先週末の時点では、国連安保理が、北朝鮮に対する今までにない厳しい経済制裁を採択し、今後の実効性を注視していく段階だ、と報道されてた。
週が明けて、北朝鮮が、ICBMに搭載できる核弾頭の製造に成功しているとの分析を米国防情報局が7月にまとめたと、ワシントンポスト紙が報じたのが8日(火)。その日のうちに、トランプ大統領は「北朝鮮は米国にこれ以上脅しをかけないほうがいい。世界がこれまで見たこともないような、炎と怒りを浴びることになるだろう」と発言。
9日(水)には、北朝鮮が、グアム島周辺に向けた弾道ミサイルの発射計画を発表、10日(木)にはさらに詳しく、4発同時発射で、日本の島根、広島、高知上空を通過すると飛行ルートまで発表した。
トランプ大統領の発信する攻撃的な言葉に対し、ティラーソン国務長官は「切迫した脅威ではない」と、国民に冷静な対応を呼びかけてるという。


10日(木)日本では、早速、民進党の議員が国会で、PAC3を空白地帯の四国にも配備をと主張し、グアムへ向かうミサイルを日本が集団的自衛権行使で撃ち落とすことはできるのかとの衆院での質問に、防衛相は「日本の存立危機に当たる可能性がないとは言えない」と、集団的自衛権を行使して迎撃することは可能との見解を示した。
同じ日、テレビ朝日の番組で、自民党の岸田政調会長は、党内で敵基地攻撃能力の保有について議論を進める意向を示したという。
なんだかなあ。


報道によると、北朝鮮が弾頭の小型化技術を得ているという評価については、日米共同じみたいだ。が、専門家は大気圏再突入の高熱に耐えることができる技術はまだ獲得してないと見てるらしい。
ただ、それも時間の問題だという。


トランプ大統領の使う言葉も北朝鮮の言葉も、なんだかリアルな言葉だとは思えなくて、テレビドラマのできごとのように感じてしまうけど、見えないところでリアルに事態が進んでいるんだろうなあ、と思うと、妙な感じがする。
誰も戦争を望んではいないから、そういう意味では差し迫った危機というわけではないみたいだけど、リアルに思えないほどの攻撃的な言葉の応酬は、子供の火遊びのようにも思えて、やっぱり怖い。

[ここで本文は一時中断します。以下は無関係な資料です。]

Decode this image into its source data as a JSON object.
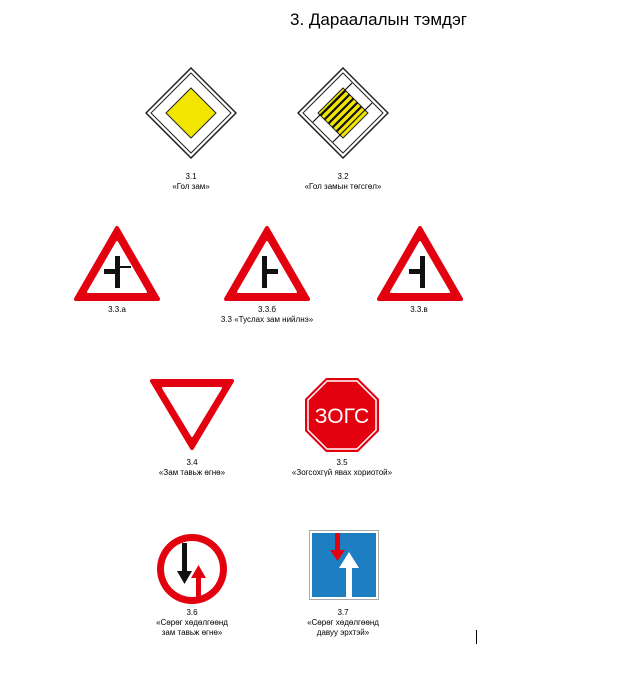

報道を読んでると、北朝鮮はアメリカ本土に到達する核ミサイルを手に入れるまでは外交交渉には興味なしだというし、アメリカは本土に到達する核ミサイルを北朝鮮保有することは許せないという。それが時間の問題だとしたら、いったいアメリカはどうするんだろう。
トランプ大統領のレッドラインが何なのか、レッドラインを超えたとしたらどうするのか、トランプ大統領に確固たる北朝鮮戦略があるのか、そんなことを疑問視するような報道を読むと、平和な状態がとても不安定なものに思えてくる。